Su llegada me obligó a descender al plano de los asuntos prácticos y solamente eso ya me hizo bien. Calculé a toda velocidad mientras avanzábamos sin rumbo fijo por el pasillo y, desdeñando riesgos aparentes, me decidí por el comedor de la empresa a pesar de que estábamos a primero de mes. Aunque Marisa protestó lo suyo —buah, no veas, parece que el amor nos vuelve tacañas— decidí romper la tradición de celebrar las buenas noticias con una comida fuera del edificio porque me pareció más seguro. A aquellas horas ya sabía que Mari Pili estaría comiendo con su marido, que Fran tenía una cita con los distribuidores y que Rosa llevaba toda la mañana encerrada con un fotógrafo francés al que tendría que invitar a comer a la fuerza, así que el Mesón de Antoñita e incluso otros restaurantes de los alrededores bien podrían acabar resultando un bosque de orejas.

—Te lo digo —advertí a Marisa— para que no te vayas de la lengua, ¿eh? Ni con Ramón.

—¡Pero bueno! —fingió indignarse—. Pa–arece mentira…

—Por si acaso… —concluí, mientras me colocaba detrás de ella en la cola del autoservicio.

Rellené la bandeja con lo primero que vi. No tenía ganas de comer ni de no hacerlo, todo me daba lo mismo, pero escogí la mesa con cuidado, en el rincón más aislado que encontré, y me senté de cara a la puerta, para controlar posibles compañías.

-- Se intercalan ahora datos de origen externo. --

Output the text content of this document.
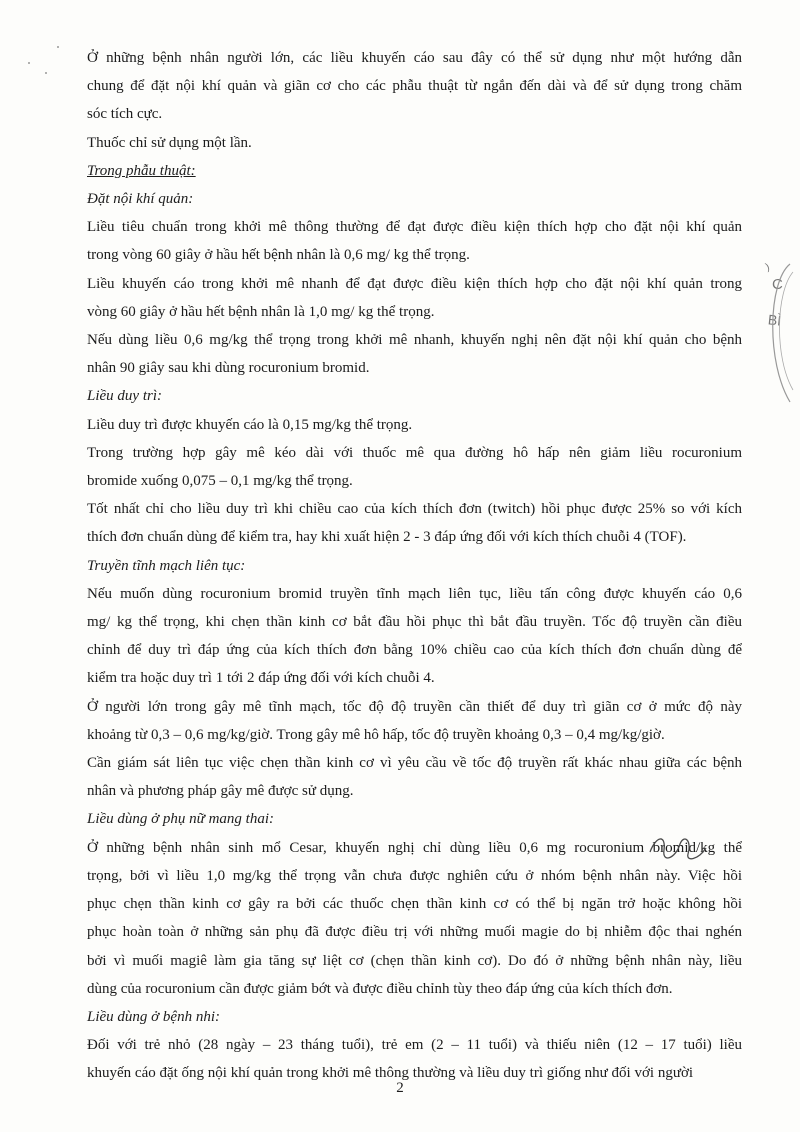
Ở những bệnh nhân người lớn, các liều khuyến cáo sau đây có thể sử dụng như một hướng dẫn
chung để đặt nội khí quản và giãn cơ cho các phẫu thuật từ ngắn đến dài và để sử dụng trong chăm
sóc tích cực.
Thuốc chỉ sử dụng một lần.
Trong phẫu thuật:
Đặt nội khí quản:
Liều tiêu chuẩn trong khởi mê thông thường để đạt được điều kiện thích hợp cho đặt nội khí quản
trong vòng 60 giây ở hầu hết bệnh nhân là 0,6 mg/ kg thể trọng.
Liều khuyến cáo trong khởi mê nhanh để đạt được điều kiện thích hợp cho đặt nội khí quản trong
vòng 60 giây ở hầu hết bệnh nhân là 1,0 mg/ kg thể trọng.
Nếu dùng liều 0,6 mg/kg thể trọng trong khởi mê nhanh, khuyến nghị nên đặt nội khí quản cho bệnh
nhân 90 giây sau khi dùng rocuronium bromid.
Liều duy trì:
Liều duy trì được khuyến cáo là 0,15 mg/kg thể trọng.
Trong trường hợp gây mê kéo dài với thuốc mê qua đường hô hấp nên giảm liều rocuronium
bromide xuống 0,075 – 0,1 mg/kg thể trọng.
Tốt nhất chỉ cho liều duy trì khi chiều cao của kích thích đơn (twitch) hồi phục được 25% so với kích
thích đơn chuẩn dùng để kiểm tra, hay khi xuất hiện 2 - 3 đáp ứng đối với kích thích chuỗi 4 (TOF).
Truyền tĩnh mạch liên tục:
Nếu muốn dùng rocuronium bromid truyền tĩnh mạch liên tục, liều tấn công được khuyến cáo 0,6
mg/ kg thể trọng, khi chẹn thần kinh cơ bắt đầu hồi phục thì bắt đầu truyền. Tốc độ truyền cần điều
chỉnh để duy trì đáp ứng của kích thích đơn bằng 10% chiều cao của kích thích đơn chuẩn dùng để
kiểm tra hoặc duy trì 1 tới 2 đáp ứng đối với kích chuỗi 4.
Ở người lớn trong gây mê tĩnh mạch, tốc độ độ truyền cần thiết để duy trì giãn cơ ở mức độ này
khoảng từ 0,3 – 0,6 mg/kg/giờ. Trong gây mê hô hấp, tốc độ truyền khoảng 0,3 – 0,4 mg/kg/giờ.
Cần giám sát liên tục việc chẹn thần kinh cơ vì yêu cầu về tốc độ truyền rất khác nhau giữa các bệnh
nhân và phương pháp gây mê được sử dụng.
Liều dùng ở phụ nữ mang thai:
Ở những bệnh nhân sinh mổ Cesar, khuyến nghị chỉ dùng liều 0,6 mg rocuronium bromid/kg thể
trọng, bởi vì liều 1,0 mg/kg thể trọng vẫn chưa được nghiên cứu ở nhóm bệnh nhân này. Việc hồi
phục chẹn thần kinh cơ gây ra bởi các thuốc chẹn thần kinh cơ có thể bị ngăn trở hoặc không hồi
phục hoàn toàn ở những sản phụ đã được điều trị với những muối magie do bị nhiễm độc thai nghén
bởi vì muối magiê làm gia tăng sự liệt cơ (chẹn thần kinh cơ). Do đó ở những bệnh nhân này, liều
dùng của rocuronium cần được giảm bớt và được điều chỉnh tùy theo đáp ứng của kích thích đơn.
Liều dùng ở bệnh nhi:
Đối với trẻ nhỏ (28 ngày – 23 tháng tuổi), trẻ em (2 – 11 tuổi) và thiếu niên (12 – 17 tuổi) liều
khuyến cáo đặt ống nội khí quản trong khởi mê thông thường và liều duy trì giống như đối với người
2
)
C
BÌ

Luego, bebí un sorbo de vino, y la miré.

—Soy toda oídos —dijo.

Empecé a contarle la historia desde el principio y, resignada ya a mi incapacidad para aprehender el hilo de mis propios cambios de humor, el frenesí emocional que impulsaba una especie de noria disparada a toda velocidad en el centro de mis tripas, conseguí revivir sin esfuerzo cada escena, cada frase, cada sensación que recordaba en voz alta, y me sentí mucho mejor porque Javier existía de verdad, porque de verdad había ocurrido todo lo que yo contaba, y tal vez eso fuera ya bastante, aunque no volviera a verle nunca más. Llegué a entusiasmarme hasta tal punto que olvidé las condiciones que yo misma había impuesto a mi interlocutora y, lo que fue peor, aunque estaba sentada enfrente de la puerta, no vi entrar a nadie, nadie cruzó ante mis ojos mientras Marisa separaba exageradamente las palmas de las manos para componer un gesto característico, y eso sucedió en el preciso instante en que una voz familiar alcanzaba mis oídos por la izquierda.